The TSB has said sightseeing passengers crowded the top deck of the vessel when it was hit by a wave and then rolled, sending people into the water.

“We know that most passengers and crew were on the top deck on the port side … this would have raised the centre of gravity, affecting the vessel’s stability,” Marc-Andre Poisson, the TSB’s director of marine investigations, said Tuesday.

“We also know that the sea conditions were such that the wave approached the vessel from the starboard quarter,” he said. “We know the vessel broached and then capsized.”

Members of the missing Australian man’s family arrived at an airport near Tofino on Wednesday but did not comment as they left in a waiting vehicle.

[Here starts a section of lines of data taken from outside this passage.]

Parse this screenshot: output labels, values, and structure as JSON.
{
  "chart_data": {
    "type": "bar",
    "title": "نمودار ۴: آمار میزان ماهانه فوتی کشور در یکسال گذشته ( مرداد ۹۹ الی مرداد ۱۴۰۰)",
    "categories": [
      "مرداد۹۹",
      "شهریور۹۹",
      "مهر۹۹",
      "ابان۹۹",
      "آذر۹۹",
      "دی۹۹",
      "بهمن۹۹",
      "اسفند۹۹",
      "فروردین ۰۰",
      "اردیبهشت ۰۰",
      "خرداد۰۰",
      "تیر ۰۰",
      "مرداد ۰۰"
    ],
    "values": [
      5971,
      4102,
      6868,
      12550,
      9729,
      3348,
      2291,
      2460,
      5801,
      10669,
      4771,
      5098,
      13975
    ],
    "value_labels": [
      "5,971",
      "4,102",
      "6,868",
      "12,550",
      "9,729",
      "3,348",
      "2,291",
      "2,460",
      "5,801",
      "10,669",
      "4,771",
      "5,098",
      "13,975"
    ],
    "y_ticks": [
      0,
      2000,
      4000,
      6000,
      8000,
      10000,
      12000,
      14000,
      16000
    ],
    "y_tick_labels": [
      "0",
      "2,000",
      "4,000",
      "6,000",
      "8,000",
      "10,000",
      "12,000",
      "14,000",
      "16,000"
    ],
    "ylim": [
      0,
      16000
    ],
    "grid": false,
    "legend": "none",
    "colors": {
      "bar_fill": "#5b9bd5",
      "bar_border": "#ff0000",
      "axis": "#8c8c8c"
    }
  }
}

Trudi Castle said she and her sister are life-long city dwellers who are aware of the potential dangers in an urban environment though nature is supposed to be mostly peaceful.

“In nature you just have to be careful because there’s lots of things out of your control.”

The BC Coroners Service identified the five victims as Britons David Thomas, 50, and his 18 year-old son Stephen; Jack Slater, 76, a British national living in Toronto; Katie Taylor, a 29-year-old Briton living in Whistler, B.C., and 63-year-old Nigel Hooker of Southampton, England.